Electrical engineering: Russell D. Dupuis, Georgia Institute of Technology, and P. Daniel Dapkus, University of Southern California. The pair are being recognized for developing a technique called metalorganic chemical vapor deposition, which is widely used in the production of LEDs for flat-screen TVs, solar panels, and other electronic devices.
Life science: Katalin Karikó and Drew Weissman, University of Pennsylvania. Between them, the duo have earned more than a dozen awards since the development of COVID vaccines based on their work with RNA. But when they began collaborating in the late 1990s, research on RNA was widely perceived as a dead end. Through a process of trial and error, the two scientists learned to tweak the genetic molecules so they could be used to deliver instructions for the production of proteins. Karikó is now at BioNTech SE, the German company that joined with Pfizer to produce the first vaccine authorized in the United States. The RNA platform also is being explored to deliver treatments for cancer and heart disease.

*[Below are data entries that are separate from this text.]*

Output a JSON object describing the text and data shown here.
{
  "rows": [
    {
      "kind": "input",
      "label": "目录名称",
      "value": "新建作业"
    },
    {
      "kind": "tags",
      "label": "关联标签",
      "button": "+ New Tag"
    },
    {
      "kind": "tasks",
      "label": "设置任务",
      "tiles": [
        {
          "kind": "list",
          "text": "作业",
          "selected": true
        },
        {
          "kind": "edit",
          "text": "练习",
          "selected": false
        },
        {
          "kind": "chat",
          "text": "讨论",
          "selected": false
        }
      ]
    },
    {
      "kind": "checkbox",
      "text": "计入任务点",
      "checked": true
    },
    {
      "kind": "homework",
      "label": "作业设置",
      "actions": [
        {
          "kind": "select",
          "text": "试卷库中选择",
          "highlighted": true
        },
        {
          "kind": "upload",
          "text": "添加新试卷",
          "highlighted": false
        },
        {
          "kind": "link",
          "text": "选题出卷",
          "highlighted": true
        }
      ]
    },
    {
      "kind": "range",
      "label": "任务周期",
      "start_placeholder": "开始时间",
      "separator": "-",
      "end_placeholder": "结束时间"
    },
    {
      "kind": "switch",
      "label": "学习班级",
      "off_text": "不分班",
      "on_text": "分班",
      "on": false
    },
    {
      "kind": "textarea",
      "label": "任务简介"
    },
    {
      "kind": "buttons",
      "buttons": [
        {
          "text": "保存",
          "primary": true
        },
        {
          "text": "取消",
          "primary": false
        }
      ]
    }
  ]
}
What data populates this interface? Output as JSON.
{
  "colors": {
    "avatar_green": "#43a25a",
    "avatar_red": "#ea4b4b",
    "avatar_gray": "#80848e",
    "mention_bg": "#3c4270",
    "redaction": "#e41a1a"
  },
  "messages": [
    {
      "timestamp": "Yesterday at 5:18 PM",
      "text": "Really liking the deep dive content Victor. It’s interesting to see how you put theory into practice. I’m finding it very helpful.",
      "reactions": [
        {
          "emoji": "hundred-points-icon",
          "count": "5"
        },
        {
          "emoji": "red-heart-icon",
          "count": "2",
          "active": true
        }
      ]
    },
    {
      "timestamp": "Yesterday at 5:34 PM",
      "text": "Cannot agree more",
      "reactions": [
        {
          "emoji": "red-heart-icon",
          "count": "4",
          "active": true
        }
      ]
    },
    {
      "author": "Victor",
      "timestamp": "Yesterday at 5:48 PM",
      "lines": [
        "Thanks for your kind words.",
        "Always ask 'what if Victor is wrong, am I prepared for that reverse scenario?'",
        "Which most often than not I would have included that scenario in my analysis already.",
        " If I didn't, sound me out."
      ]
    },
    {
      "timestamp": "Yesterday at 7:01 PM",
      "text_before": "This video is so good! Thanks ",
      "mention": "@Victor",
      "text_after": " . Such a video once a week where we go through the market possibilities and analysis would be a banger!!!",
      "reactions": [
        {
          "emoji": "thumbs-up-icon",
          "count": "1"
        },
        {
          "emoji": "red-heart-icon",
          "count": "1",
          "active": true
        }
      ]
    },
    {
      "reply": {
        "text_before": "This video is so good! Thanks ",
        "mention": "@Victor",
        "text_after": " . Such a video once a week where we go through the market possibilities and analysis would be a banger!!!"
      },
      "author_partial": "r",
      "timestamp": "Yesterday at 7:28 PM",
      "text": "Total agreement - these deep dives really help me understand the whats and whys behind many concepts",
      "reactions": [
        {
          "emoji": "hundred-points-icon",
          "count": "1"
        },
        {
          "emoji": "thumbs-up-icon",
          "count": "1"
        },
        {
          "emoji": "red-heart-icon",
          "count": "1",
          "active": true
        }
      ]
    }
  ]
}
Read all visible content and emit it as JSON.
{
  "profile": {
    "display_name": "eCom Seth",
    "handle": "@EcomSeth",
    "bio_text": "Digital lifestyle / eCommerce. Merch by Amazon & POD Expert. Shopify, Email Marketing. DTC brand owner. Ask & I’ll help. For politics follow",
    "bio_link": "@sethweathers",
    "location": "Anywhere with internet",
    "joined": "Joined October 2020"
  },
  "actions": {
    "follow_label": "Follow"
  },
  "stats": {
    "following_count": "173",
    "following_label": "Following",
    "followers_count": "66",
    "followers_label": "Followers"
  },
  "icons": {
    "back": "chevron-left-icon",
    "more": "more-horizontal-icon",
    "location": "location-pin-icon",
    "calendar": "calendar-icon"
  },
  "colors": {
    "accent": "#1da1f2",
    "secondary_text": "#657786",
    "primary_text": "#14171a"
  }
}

Physics: Edward C. Stone, California Institute of Technology. A physics professor, Stone is best known for overseeing NASA’s Voyager project, which consisted of two spacecrafts that have transformed scientists’ understanding of the solar system. Among other findings, the program captured the first images of rings that encircle Jupiter, Uranus, and Neptune. Team members also discovered that Neptune radiates more than twice as much energy as it receives from the sun, a phenomenon that remains poorly understood.